Sementara itu, DAU merupakan alokasi dana block grant untuk memenuhi seluruh kebutuhan pelaksanaan pemerintahan dan pembangunan daerah. Untuk kebutuhan yang tidak mampu dibiayai DAU serta menjadi prioritas nasional, pemerintah mengalokasikan dana tambahan dalam bentuk DAK.

Secara umum, besaran transfer ke daerah terus meningkat setiap tahun. Misalnya, tahun 2008 pemerintah transfer 292,4 triliun atau sekitar 29,7 persen dari belanja negara dalam APBN. Sementara itu, tahun 2012 naik jadi 478,7 triliun atau 30,9 persen dari belanja negara. Ini menimbulkan ketergantungan baru daerah ke pemerintah. Kondisi ini jelas bertentangan dengan tujuan otda.

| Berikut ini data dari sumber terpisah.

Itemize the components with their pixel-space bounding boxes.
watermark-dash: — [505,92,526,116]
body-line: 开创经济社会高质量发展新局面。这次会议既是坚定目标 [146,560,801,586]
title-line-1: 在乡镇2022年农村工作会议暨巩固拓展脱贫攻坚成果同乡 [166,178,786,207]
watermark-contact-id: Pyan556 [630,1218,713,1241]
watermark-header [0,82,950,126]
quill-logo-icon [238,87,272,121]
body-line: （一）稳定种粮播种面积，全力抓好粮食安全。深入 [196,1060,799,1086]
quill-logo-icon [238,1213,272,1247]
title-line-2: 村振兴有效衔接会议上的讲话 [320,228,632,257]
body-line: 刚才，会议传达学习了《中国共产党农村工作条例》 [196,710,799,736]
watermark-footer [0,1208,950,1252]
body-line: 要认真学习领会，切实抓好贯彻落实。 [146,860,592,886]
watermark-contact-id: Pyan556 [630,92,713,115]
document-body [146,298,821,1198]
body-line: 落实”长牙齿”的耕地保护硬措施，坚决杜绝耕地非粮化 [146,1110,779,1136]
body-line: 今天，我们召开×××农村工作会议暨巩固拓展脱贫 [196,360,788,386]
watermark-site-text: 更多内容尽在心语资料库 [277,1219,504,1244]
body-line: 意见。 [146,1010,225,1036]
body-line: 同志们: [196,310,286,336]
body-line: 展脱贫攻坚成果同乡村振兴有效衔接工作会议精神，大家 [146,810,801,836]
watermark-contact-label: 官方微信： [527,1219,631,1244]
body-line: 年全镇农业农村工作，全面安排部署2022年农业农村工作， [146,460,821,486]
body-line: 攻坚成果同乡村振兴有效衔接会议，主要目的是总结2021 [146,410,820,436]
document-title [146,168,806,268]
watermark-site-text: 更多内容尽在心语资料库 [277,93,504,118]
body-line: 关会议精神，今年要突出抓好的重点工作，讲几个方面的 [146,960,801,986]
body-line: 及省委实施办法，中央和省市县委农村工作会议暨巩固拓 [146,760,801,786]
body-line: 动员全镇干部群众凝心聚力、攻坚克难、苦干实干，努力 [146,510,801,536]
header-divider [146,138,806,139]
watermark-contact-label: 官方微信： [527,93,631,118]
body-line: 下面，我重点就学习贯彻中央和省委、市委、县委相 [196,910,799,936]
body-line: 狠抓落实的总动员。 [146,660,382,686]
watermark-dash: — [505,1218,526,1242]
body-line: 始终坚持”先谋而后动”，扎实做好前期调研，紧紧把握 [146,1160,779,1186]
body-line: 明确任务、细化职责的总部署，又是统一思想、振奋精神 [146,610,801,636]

Pemekaran secara khusus juga menimbulkan beban alokasi DAK prasarana pemerintah untuk modal awal pembangunan berbagai instansi vertikal di daerah seperti BPS, kepolisian, militer, peradilan, dan agama. Alokasinya tahun 2008 sebesar 362 miliar jadi 481,3 miliar tahun lalu.

Kemandirian daerah, dilihat dari pendapatan asli daerah (PAD), makin jauh dari harapan. PAD seluruh daerah tahun 2002 hingga 2013 rata-rata hanya 15–20 persen, meskipun di beberapa daerah seperti Provinsi DKI Jakarta, Kota Surabaya, dan Kota Sidoarjo, secara historical memiliki sumbangan PAD di atas 50 persen APBD.

Secara regulasi, aturan mengenai pemekaran daerah dijelaskan dalam bagian Pertama UU Nomor 32 Tahun 2004 Pasal 4 mengenai Pembentukan Daerah. Dalam Ayat 3 Pasal 4 disebutkan bahwa pembentukan daerah dapat berupa penggabungan beberapa daerah atau bagian daerah yang bersandingan atau pemekaran dari satu daerah menjadi dua daerah. Dalam Pasal 5, pemekaran harus memenuhi syarat administrasi, teknis, dan fisik kewilayahan.

Namun perlu juga dipertimbangkan bahwa Pasal 6 mengamanatkan penghapusan serta penggabungan daerah jika tidak mampu menyelenggarakan otda. Dalam Peraturan Pemerintah Nomor 78 Tahun 2007 tentang Tata Cara Pembentukan, Penghapusan, dan Penggabungan Daerah juga ditambahkan perlunya aspirasi masyarakat dari tingkat kelurahan dan desa dalam setiap usulan pemekaran. Persyaratan ini dirasa penting mengingat aturan lebih bersifat aspirasi politik dibanding memenuhi kepentingan masyarakat.

Jika memang hasil evaluasi menemukan ketidakmampuan daerah mengelola otonomi maka Pasal 6 UU Nomor 32 Tahun 2004 harus ditegakkan agar Republik tidak terus mekar.